# Khemosabi granddaughter "Rizzo"



## TruckingCowgirl (Nov 17, 2013)

Wow really pretty. Real nice head and such great eyes!


----------



## waresbear (Jun 18, 2011)

Sigh* Love!


----------



## lilruffian (Jun 28, 2010)

Beautiful little mare


----------



## Bird08 (Jun 24, 2011)

Thanks everyone  She's very sweet!


----------



## aureliusandoinky (Nov 28, 2013)

Wow, she's beautiful! Khemosabi's are really wonderful. My Khemo grandson is an absolute puppy.


----------



## Bird08 (Jun 24, 2011)

aureliusandoinky said:


> Wow, she's beautiful! Khemosabi's are really wonderful. My Khemo grandson is an absolute puppy.


Rizzo is very much a "sit in your lap" type of horse. It must be a Khemo thing....


----------



## Dreamcatcher Arabians (Nov 14, 2010)

I also have a Khemo granddaughter. She's adorable and very sweet too. California Barbie Arabian










California Barbie right after we brought her home. She belonged to a friend of mine who passed away. We're working on the weight, she's gotten quite a bit lighter and her crest is smaller.


----------



## windysmontessa (Jan 4, 2014)

what a sweet girl! I love her!!! My neighbor has a Khemosabi granddaughter that came from al marah. she looks a lot like your mare--i'll see if i can find a pic of her.


----------



## Bird08 (Jun 24, 2011)

Dream catcher-California Barbie looks like she was well taken care of  it's nice to see one that's too chunky vs. too thin! She's quite a doll. 
Windy-I'd love to see a photo, do share of you can!


----------



## SEAmom (Jan 8, 2011)

I love Khemo offspring. I don't think I've ever seen one I didn't like. They such wonderful dispositions and I love their build/motion. Enjoy your beautiful girl!
_Posted via Mobile Device_


----------



## Bird08 (Jun 24, 2011)

SEAmom said:


> I love Khemo offspring. I don't think I've ever seen one I didn't like. They such wonderful dispositions and I love their build/motion. Enjoy your beautiful girl!
> _Posted via Mobile Device_


You know, I haven't decided which way I'll go with her, discipline wise. She's got a very slow lazy jog yet when asked can have a big trot. She might do well as a little western horse, maybe even endurance. Who knows!? 
_Posted via Mobile Device_


----------



## morganarab94 (May 16, 2013)

So pretty!


----------



## MysticTrev (Oct 2, 2013)

Such a beautiful lady


----------



## aureliusandoinky (Nov 28, 2013)

That's funny that you say her trot is very lazy, because my Khemo is just like that! His trot is so slow compared to my other Arabian, so much so that I call him Ol' Reliable.


----------



## Inga (Sep 11, 2012)

Agreed! I have worked with several Khemo horses over the years and each of them had a very laid back way about them. Even the stallions were easy going and as reliable as a stallion could be. Very nice horses. Khemo really stamped his foals.


----------



## Cacowgirl (Feb 19, 2011)

I had my Khemo granddaughter for 17 years. She was a great ride, but unless you were a child, you didn't want to let your guard down-she could really move fast when she wanted to!


----------



## n2sporthorses (Dec 16, 2013)

Your mare has such a lovely, typey head!!! I so loved Khemosabi!!!


----------



## Zexious (Aug 2, 2013)

aureliusandoinky--He has a beautiful face.

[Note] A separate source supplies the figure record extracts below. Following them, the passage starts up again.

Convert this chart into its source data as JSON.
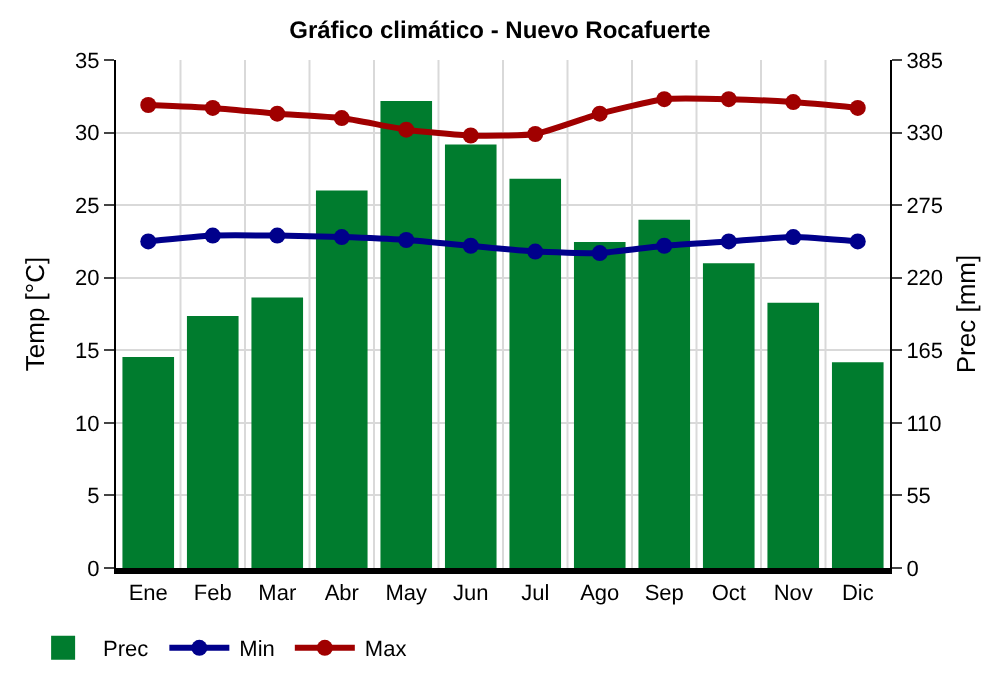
{
  "chart_data": {
    "type": "bar",
    "title": "Gráfico climático - Nuevo Rocafuerte",
    "ylabel": "Temp [°C]",
    "y2label": "Prec [mm]",
    "categories": [
      "Ene",
      "Feb",
      "Mar",
      "Abr",
      "May",
      "Jun",
      "Jul",
      "Ago",
      "Sep",
      "Oct",
      "Nov",
      "Dic"
    ],
    "series": [
      {
        "name": "Prec",
        "axis": "y2",
        "color": "#007c2e",
        "values": [
          160,
          191,
          205,
          286,
          354,
          321,
          295,
          247,
          264,
          231,
          201,
          156
        ]
      },
      {
        "name": "Min",
        "type": "line",
        "color": "#00008b",
        "values": [
          22.5,
          22.9,
          22.9,
          22.8,
          22.6,
          22.2,
          21.8,
          21.7,
          22.2,
          22.5,
          22.8,
          22.5
        ]
      },
      {
        "name": "Max",
        "type": "line",
        "color": "#a00000",
        "values": [
          31.9,
          31.7,
          31.3,
          31.0,
          30.2,
          29.8,
          29.9,
          31.3,
          32.3,
          32.3,
          32.1,
          31.7
        ]
      }
    ],
    "ylim": [
      0,
      35
    ],
    "yticks": [
      0,
      5,
      10,
      15,
      20,
      25,
      30,
      35
    ],
    "y2lim": [
      0,
      385
    ],
    "y2ticks": [
      0,
      55,
      110,
      165,
      220,
      275,
      330,
      385
    ],
    "grid": true,
    "legend": "bottom left",
    "marker": "circle"
  }
}
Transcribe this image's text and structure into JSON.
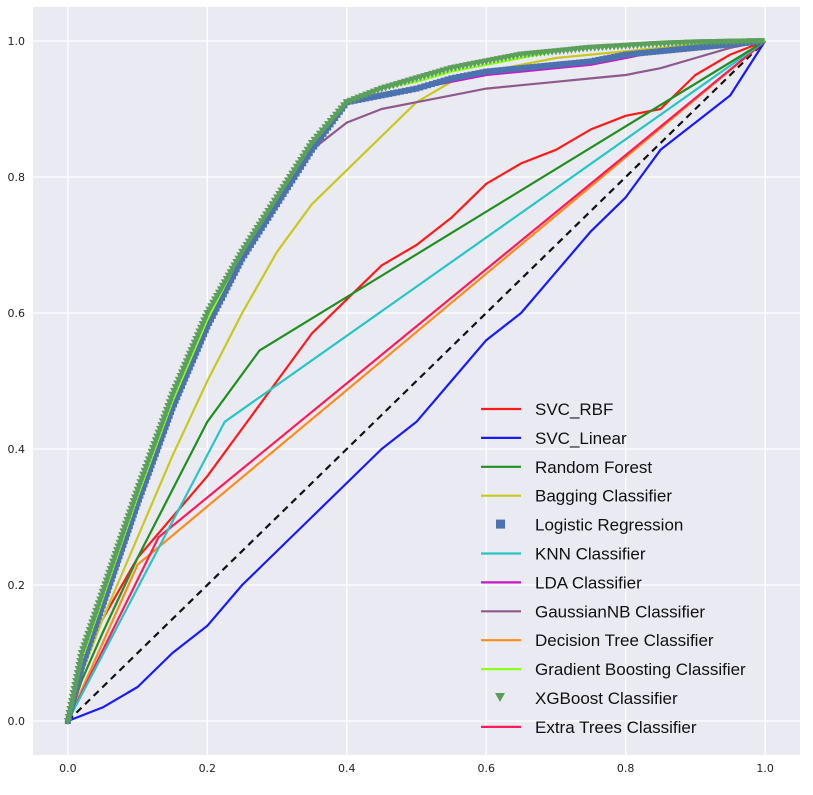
{
  "chart_data": {
    "type": "line",
    "title": "",
    "xlabel": "",
    "ylabel": "",
    "xlim": [
      -0.05,
      1.05
    ],
    "ylim": [
      -0.05,
      1.05
    ],
    "grid": true,
    "legend_position": "lower-right",
    "x_ticks": [
      "0.0",
      "0.2",
      "0.4",
      "0.6",
      "0.8",
      "1.0"
    ],
    "y_ticks": [
      "0.0",
      "0.2",
      "0.4",
      "0.6",
      "0.8",
      "1.0"
    ],
    "colors": {
      "background": "#eaeaf2",
      "grid": "#ffffff",
      "diagonal": "#111111"
    },
    "diagonal": {
      "x": [
        0,
        1
      ],
      "y": [
        0,
        1
      ],
      "style": "dashed"
    },
    "series": [
      {
        "name": "SVC_RBF",
        "color": "#ff1a1a",
        "marker": "line",
        "x": [
          0,
          0.02,
          0.05,
          0.1,
          0.15,
          0.2,
          0.25,
          0.3,
          0.35,
          0.4,
          0.45,
          0.5,
          0.55,
          0.6,
          0.65,
          0.7,
          0.75,
          0.8,
          0.85,
          0.9,
          0.95,
          1.0
        ],
        "y": [
          0,
          0.08,
          0.15,
          0.24,
          0.3,
          0.36,
          0.43,
          0.5,
          0.57,
          0.62,
          0.67,
          0.7,
          0.74,
          0.79,
          0.82,
          0.84,
          0.87,
          0.89,
          0.9,
          0.95,
          0.98,
          1.0
        ]
      },
      {
        "name": "SVC_Linear",
        "color": "#1a1aff",
        "marker": "line",
        "x": [
          0,
          0.05,
          0.1,
          0.15,
          0.2,
          0.25,
          0.3,
          0.35,
          0.4,
          0.45,
          0.5,
          0.55,
          0.6,
          0.65,
          0.7,
          0.75,
          0.8,
          0.85,
          0.9,
          0.95,
          1.0
        ],
        "y": [
          0,
          0.02,
          0.05,
          0.1,
          0.14,
          0.2,
          0.25,
          0.3,
          0.35,
          0.4,
          0.44,
          0.5,
          0.56,
          0.6,
          0.66,
          0.72,
          0.77,
          0.84,
          0.88,
          0.92,
          1.0
        ]
      },
      {
        "name": "Random Forest",
        "color": "#1f8f1f",
        "marker": "line",
        "x": [
          0,
          0.02,
          0.05,
          0.1,
          0.15,
          0.2,
          0.275,
          1.0
        ],
        "y": [
          0,
          0.06,
          0.13,
          0.24,
          0.34,
          0.44,
          0.545,
          1.0
        ]
      },
      {
        "name": "Bagging Classifier",
        "color": "#c8c81e",
        "marker": "line",
        "x": [
          0,
          0.02,
          0.05,
          0.1,
          0.15,
          0.2,
          0.25,
          0.3,
          0.35,
          0.4,
          0.45,
          0.5,
          0.55,
          0.6,
          0.65,
          0.7,
          0.75,
          0.8,
          0.85,
          0.9,
          0.95,
          1.0
        ],
        "y": [
          0,
          0.07,
          0.15,
          0.27,
          0.39,
          0.5,
          0.6,
          0.69,
          0.76,
          0.81,
          0.86,
          0.91,
          0.94,
          0.955,
          0.965,
          0.975,
          0.98,
          0.985,
          0.99,
          0.995,
          0.998,
          1.0
        ]
      },
      {
        "name": "Logistic Regression",
        "color": "#4c72b0",
        "marker": "square",
        "x": [
          0,
          0.02,
          0.05,
          0.1,
          0.15,
          0.2,
          0.25,
          0.3,
          0.35,
          0.4,
          0.45,
          0.5,
          0.55,
          0.6,
          0.65,
          0.7,
          0.75,
          0.8,
          0.85,
          0.9,
          0.95,
          1.0
        ],
        "y": [
          0,
          0.08,
          0.17,
          0.32,
          0.46,
          0.58,
          0.68,
          0.76,
          0.84,
          0.91,
          0.92,
          0.93,
          0.945,
          0.955,
          0.96,
          0.965,
          0.97,
          0.98,
          0.985,
          0.99,
          0.995,
          1.0
        ]
      },
      {
        "name": "KNN Classifier",
        "color": "#26c6c6",
        "marker": "line",
        "x": [
          0,
          0.225,
          1.0
        ],
        "y": [
          0,
          0.44,
          1.0
        ]
      },
      {
        "name": "LDA Classifier",
        "color": "#c71ac7",
        "marker": "line",
        "x": [
          0,
          0.02,
          0.05,
          0.1,
          0.15,
          0.2,
          0.25,
          0.3,
          0.35,
          0.4,
          0.45,
          0.5,
          0.55,
          0.6,
          0.65,
          0.7,
          0.75,
          0.8,
          0.85,
          0.9,
          0.95,
          1.0
        ],
        "y": [
          0,
          0.08,
          0.17,
          0.32,
          0.46,
          0.58,
          0.68,
          0.76,
          0.84,
          0.91,
          0.92,
          0.93,
          0.94,
          0.95,
          0.955,
          0.96,
          0.965,
          0.975,
          0.985,
          0.99,
          0.995,
          1.0
        ]
      },
      {
        "name": "GaussianNB Classifier",
        "color": "#8c5a8c",
        "marker": "line",
        "x": [
          0,
          0.02,
          0.05,
          0.1,
          0.15,
          0.2,
          0.25,
          0.3,
          0.35,
          0.4,
          0.45,
          0.5,
          0.55,
          0.6,
          0.65,
          0.7,
          0.75,
          0.8,
          0.85,
          0.9,
          0.95,
          1.0
        ],
        "y": [
          0,
          0.08,
          0.17,
          0.32,
          0.46,
          0.58,
          0.68,
          0.76,
          0.84,
          0.88,
          0.9,
          0.91,
          0.92,
          0.93,
          0.935,
          0.94,
          0.945,
          0.95,
          0.96,
          0.975,
          0.99,
          1.0
        ]
      },
      {
        "name": "Decision Tree Classifier",
        "color": "#ff8c1a",
        "marker": "line",
        "x": [
          0,
          0.1,
          1.0
        ],
        "y": [
          0,
          0.23,
          1.0
        ]
      },
      {
        "name": "Gradient Boosting Classifier",
        "color": "#8cff1a",
        "marker": "line",
        "x": [
          0,
          0.02,
          0.05,
          0.1,
          0.15,
          0.2,
          0.25,
          0.3,
          0.35,
          0.4,
          0.45,
          0.5,
          0.55,
          0.6,
          0.65,
          0.7,
          0.75,
          0.8,
          0.85,
          0.9,
          0.95,
          1.0
        ],
        "y": [
          0,
          0.09,
          0.18,
          0.33,
          0.47,
          0.59,
          0.69,
          0.77,
          0.85,
          0.91,
          0.93,
          0.94,
          0.955,
          0.965,
          0.975,
          0.985,
          0.99,
          0.995,
          0.997,
          0.998,
          0.999,
          1.0
        ]
      },
      {
        "name": "XGBoost Classifier",
        "color": "#5aa05a",
        "marker": "triangle-down",
        "x": [
          0,
          0.02,
          0.05,
          0.1,
          0.15,
          0.2,
          0.25,
          0.3,
          0.35,
          0.4,
          0.45,
          0.5,
          0.55,
          0.6,
          0.65,
          0.7,
          0.75,
          0.8,
          0.85,
          0.9,
          0.95,
          1.0
        ],
        "y": [
          0,
          0.1,
          0.19,
          0.34,
          0.48,
          0.6,
          0.69,
          0.77,
          0.85,
          0.91,
          0.93,
          0.945,
          0.96,
          0.97,
          0.98,
          0.985,
          0.99,
          0.993,
          0.996,
          0.998,
          0.999,
          1.0
        ]
      },
      {
        "name": "Extra Trees Classifier",
        "color": "#ff1a5a",
        "marker": "line",
        "x": [
          0,
          0.13,
          1.0
        ],
        "y": [
          0,
          0.27,
          1.0
        ]
      }
    ]
  }
}
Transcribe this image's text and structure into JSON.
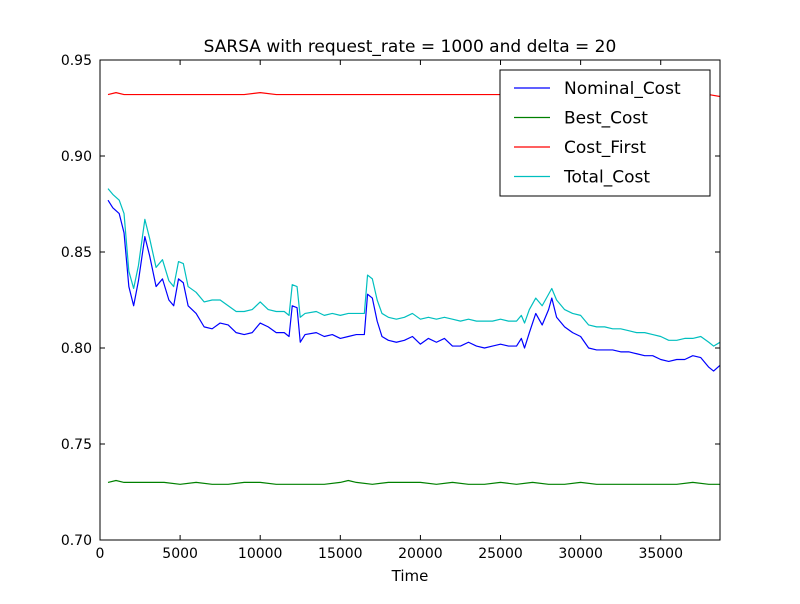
{
  "chart_data": {
    "type": "line",
    "title": "SARSA with request_rate = 1000 and delta = 20",
    "xlabel": "Time",
    "ylabel": "",
    "xlim": [
      0,
      38700
    ],
    "ylim": [
      0.7,
      0.95
    ],
    "x_ticks": [
      0,
      5000,
      10000,
      15000,
      20000,
      25000,
      30000,
      35000
    ],
    "y_ticks": [
      0.7,
      0.75,
      0.8,
      0.85,
      0.9,
      0.95
    ],
    "x_tick_labels": [
      "0",
      "5000",
      "10000",
      "15000",
      "20000",
      "25000",
      "30000",
      "35000"
    ],
    "y_tick_labels": [
      "0.70",
      "0.75",
      "0.80",
      "0.85",
      "0.90",
      "0.95"
    ],
    "grid": false,
    "legend_position": "top-right",
    "series": [
      {
        "name": "Nominal_Cost",
        "color": "#0000ff",
        "points": [
          [
            500,
            0.877
          ],
          [
            800,
            0.873
          ],
          [
            1200,
            0.87
          ],
          [
            1500,
            0.86
          ],
          [
            1800,
            0.832
          ],
          [
            2100,
            0.822
          ],
          [
            2400,
            0.835
          ],
          [
            2800,
            0.858
          ],
          [
            3100,
            0.848
          ],
          [
            3500,
            0.832
          ],
          [
            3900,
            0.836
          ],
          [
            4300,
            0.825
          ],
          [
            4600,
            0.822
          ],
          [
            4900,
            0.836
          ],
          [
            5200,
            0.834
          ],
          [
            5500,
            0.822
          ],
          [
            6000,
            0.818
          ],
          [
            6500,
            0.811
          ],
          [
            7000,
            0.81
          ],
          [
            7500,
            0.813
          ],
          [
            8000,
            0.812
          ],
          [
            8500,
            0.808
          ],
          [
            9000,
            0.807
          ],
          [
            9500,
            0.808
          ],
          [
            10000,
            0.813
          ],
          [
            10500,
            0.811
          ],
          [
            11000,
            0.808
          ],
          [
            11500,
            0.808
          ],
          [
            11800,
            0.806
          ],
          [
            12000,
            0.822
          ],
          [
            12300,
            0.821
          ],
          [
            12500,
            0.803
          ],
          [
            12800,
            0.807
          ],
          [
            13500,
            0.808
          ],
          [
            14000,
            0.806
          ],
          [
            14500,
            0.807
          ],
          [
            15000,
            0.805
          ],
          [
            15500,
            0.806
          ],
          [
            16000,
            0.807
          ],
          [
            16500,
            0.807
          ],
          [
            16700,
            0.828
          ],
          [
            17000,
            0.826
          ],
          [
            17300,
            0.814
          ],
          [
            17600,
            0.806
          ],
          [
            18000,
            0.804
          ],
          [
            18500,
            0.803
          ],
          [
            19000,
            0.804
          ],
          [
            19500,
            0.806
          ],
          [
            20000,
            0.802
          ],
          [
            20500,
            0.805
          ],
          [
            21000,
            0.803
          ],
          [
            21500,
            0.805
          ],
          [
            22000,
            0.801
          ],
          [
            22500,
            0.801
          ],
          [
            23000,
            0.803
          ],
          [
            23500,
            0.801
          ],
          [
            24000,
            0.8
          ],
          [
            24500,
            0.801
          ],
          [
            25000,
            0.802
          ],
          [
            25500,
            0.801
          ],
          [
            26000,
            0.801
          ],
          [
            26300,
            0.805
          ],
          [
            26500,
            0.8
          ],
          [
            26800,
            0.808
          ],
          [
            27200,
            0.818
          ],
          [
            27600,
            0.812
          ],
          [
            28000,
            0.82
          ],
          [
            28200,
            0.826
          ],
          [
            28500,
            0.816
          ],
          [
            29000,
            0.811
          ],
          [
            29500,
            0.808
          ],
          [
            30000,
            0.806
          ],
          [
            30500,
            0.8
          ],
          [
            31000,
            0.799
          ],
          [
            31500,
            0.799
          ],
          [
            32000,
            0.799
          ],
          [
            32500,
            0.798
          ],
          [
            33000,
            0.798
          ],
          [
            33500,
            0.797
          ],
          [
            34000,
            0.796
          ],
          [
            34500,
            0.796
          ],
          [
            35000,
            0.794
          ],
          [
            35500,
            0.793
          ],
          [
            36000,
            0.794
          ],
          [
            36500,
            0.794
          ],
          [
            37000,
            0.796
          ],
          [
            37500,
            0.795
          ],
          [
            38000,
            0.79
          ],
          [
            38300,
            0.788
          ],
          [
            38700,
            0.791
          ]
        ]
      },
      {
        "name": "Best_Cost",
        "color": "#008000",
        "points": [
          [
            500,
            0.73
          ],
          [
            1000,
            0.731
          ],
          [
            1500,
            0.73
          ],
          [
            2000,
            0.73
          ],
          [
            3000,
            0.73
          ],
          [
            4000,
            0.73
          ],
          [
            5000,
            0.729
          ],
          [
            6000,
            0.73
          ],
          [
            7000,
            0.729
          ],
          [
            8000,
            0.729
          ],
          [
            9000,
            0.73
          ],
          [
            10000,
            0.73
          ],
          [
            11000,
            0.729
          ],
          [
            12000,
            0.729
          ],
          [
            13000,
            0.729
          ],
          [
            14000,
            0.729
          ],
          [
            15000,
            0.73
          ],
          [
            15500,
            0.731
          ],
          [
            16000,
            0.73
          ],
          [
            17000,
            0.729
          ],
          [
            18000,
            0.73
          ],
          [
            19000,
            0.73
          ],
          [
            20000,
            0.73
          ],
          [
            21000,
            0.729
          ],
          [
            22000,
            0.73
          ],
          [
            23000,
            0.729
          ],
          [
            24000,
            0.729
          ],
          [
            25000,
            0.73
          ],
          [
            26000,
            0.729
          ],
          [
            27000,
            0.73
          ],
          [
            28000,
            0.729
          ],
          [
            29000,
            0.729
          ],
          [
            30000,
            0.73
          ],
          [
            31000,
            0.729
          ],
          [
            32000,
            0.729
          ],
          [
            33000,
            0.729
          ],
          [
            34000,
            0.729
          ],
          [
            35000,
            0.729
          ],
          [
            36000,
            0.729
          ],
          [
            37000,
            0.73
          ],
          [
            38000,
            0.729
          ],
          [
            38700,
            0.729
          ]
        ]
      },
      {
        "name": "Cost_First",
        "color": "#ff0000",
        "points": [
          [
            500,
            0.932
          ],
          [
            1000,
            0.933
          ],
          [
            1500,
            0.932
          ],
          [
            2000,
            0.932
          ],
          [
            3000,
            0.932
          ],
          [
            4000,
            0.932
          ],
          [
            5000,
            0.932
          ],
          [
            6000,
            0.932
          ],
          [
            7000,
            0.932
          ],
          [
            8000,
            0.932
          ],
          [
            9000,
            0.932
          ],
          [
            10000,
            0.933
          ],
          [
            11000,
            0.932
          ],
          [
            12000,
            0.932
          ],
          [
            13000,
            0.932
          ],
          [
            14000,
            0.932
          ],
          [
            15000,
            0.932
          ],
          [
            16000,
            0.932
          ],
          [
            17000,
            0.932
          ],
          [
            18000,
            0.932
          ],
          [
            19000,
            0.932
          ],
          [
            20000,
            0.932
          ],
          [
            21000,
            0.932
          ],
          [
            22000,
            0.932
          ],
          [
            23000,
            0.932
          ],
          [
            24000,
            0.932
          ],
          [
            25000,
            0.932
          ],
          [
            26000,
            0.932
          ],
          [
            27000,
            0.932
          ],
          [
            28000,
            0.932
          ],
          [
            29000,
            0.932
          ],
          [
            30000,
            0.932
          ],
          [
            31000,
            0.932
          ],
          [
            32000,
            0.932
          ],
          [
            33000,
            0.932
          ],
          [
            34000,
            0.932
          ],
          [
            35000,
            0.932
          ],
          [
            36000,
            0.932
          ],
          [
            37000,
            0.932
          ],
          [
            38000,
            0.932
          ],
          [
            38700,
            0.931
          ]
        ]
      },
      {
        "name": "Total_Cost",
        "color": "#00bfbf",
        "points": [
          [
            500,
            0.883
          ],
          [
            800,
            0.88
          ],
          [
            1200,
            0.877
          ],
          [
            1500,
            0.87
          ],
          [
            1800,
            0.84
          ],
          [
            2100,
            0.831
          ],
          [
            2400,
            0.843
          ],
          [
            2800,
            0.867
          ],
          [
            3100,
            0.857
          ],
          [
            3500,
            0.842
          ],
          [
            3900,
            0.846
          ],
          [
            4300,
            0.835
          ],
          [
            4600,
            0.832
          ],
          [
            4900,
            0.845
          ],
          [
            5200,
            0.844
          ],
          [
            5500,
            0.832
          ],
          [
            6000,
            0.829
          ],
          [
            6500,
            0.824
          ],
          [
            7000,
            0.825
          ],
          [
            7500,
            0.825
          ],
          [
            8000,
            0.822
          ],
          [
            8500,
            0.819
          ],
          [
            9000,
            0.819
          ],
          [
            9500,
            0.82
          ],
          [
            10000,
            0.824
          ],
          [
            10500,
            0.82
          ],
          [
            11000,
            0.819
          ],
          [
            11500,
            0.819
          ],
          [
            11800,
            0.817
          ],
          [
            12000,
            0.833
          ],
          [
            12300,
            0.832
          ],
          [
            12500,
            0.816
          ],
          [
            12800,
            0.818
          ],
          [
            13500,
            0.819
          ],
          [
            14000,
            0.817
          ],
          [
            14500,
            0.818
          ],
          [
            15000,
            0.817
          ],
          [
            15500,
            0.818
          ],
          [
            16000,
            0.818
          ],
          [
            16500,
            0.818
          ],
          [
            16700,
            0.838
          ],
          [
            17000,
            0.836
          ],
          [
            17300,
            0.825
          ],
          [
            17600,
            0.818
          ],
          [
            18000,
            0.816
          ],
          [
            18500,
            0.815
          ],
          [
            19000,
            0.816
          ],
          [
            19500,
            0.818
          ],
          [
            20000,
            0.815
          ],
          [
            20500,
            0.816
          ],
          [
            21000,
            0.815
          ],
          [
            21500,
            0.816
          ],
          [
            22000,
            0.815
          ],
          [
            22500,
            0.814
          ],
          [
            23000,
            0.815
          ],
          [
            23500,
            0.814
          ],
          [
            24000,
            0.814
          ],
          [
            24500,
            0.814
          ],
          [
            25000,
            0.815
          ],
          [
            25500,
            0.814
          ],
          [
            26000,
            0.814
          ],
          [
            26300,
            0.817
          ],
          [
            26500,
            0.813
          ],
          [
            26800,
            0.82
          ],
          [
            27200,
            0.826
          ],
          [
            27600,
            0.822
          ],
          [
            28000,
            0.828
          ],
          [
            28200,
            0.831
          ],
          [
            28500,
            0.825
          ],
          [
            29000,
            0.82
          ],
          [
            29500,
            0.818
          ],
          [
            30000,
            0.817
          ],
          [
            30500,
            0.812
          ],
          [
            31000,
            0.811
          ],
          [
            31500,
            0.811
          ],
          [
            32000,
            0.81
          ],
          [
            32500,
            0.81
          ],
          [
            33000,
            0.809
          ],
          [
            33500,
            0.808
          ],
          [
            34000,
            0.808
          ],
          [
            34500,
            0.807
          ],
          [
            35000,
            0.806
          ],
          [
            35500,
            0.804
          ],
          [
            36000,
            0.804
          ],
          [
            36500,
            0.805
          ],
          [
            37000,
            0.805
          ],
          [
            37500,
            0.806
          ],
          [
            38000,
            0.803
          ],
          [
            38300,
            0.801
          ],
          [
            38700,
            0.803
          ]
        ]
      }
    ]
  }
}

This is very interesting to learn about Khemo babies. I had no idea


----------



## Bird08 (Jun 24, 2011)

n2sporthorses said:


> Your mare has such a lovely, typey head!!! I so loved Khemosabi!!!


She does doesn't she?! I love her "wild" look. Thank you


----------



## rideverystride (Jul 19, 2013)

GORGEOUS girl .


----------



## rexing93 (Dec 6, 2012)

She's gorgeous! :3


----------



## WSArabians (Apr 14, 2008)

She is absolutely stunning! Sure can see that Khemo blood coming out!
I have a lot of Khemosabi breeding in my herd - every one of them are in your pocket pet me now ponies LOL
This is my Khemo grandson - Hoping to make a reiner out of him!


----------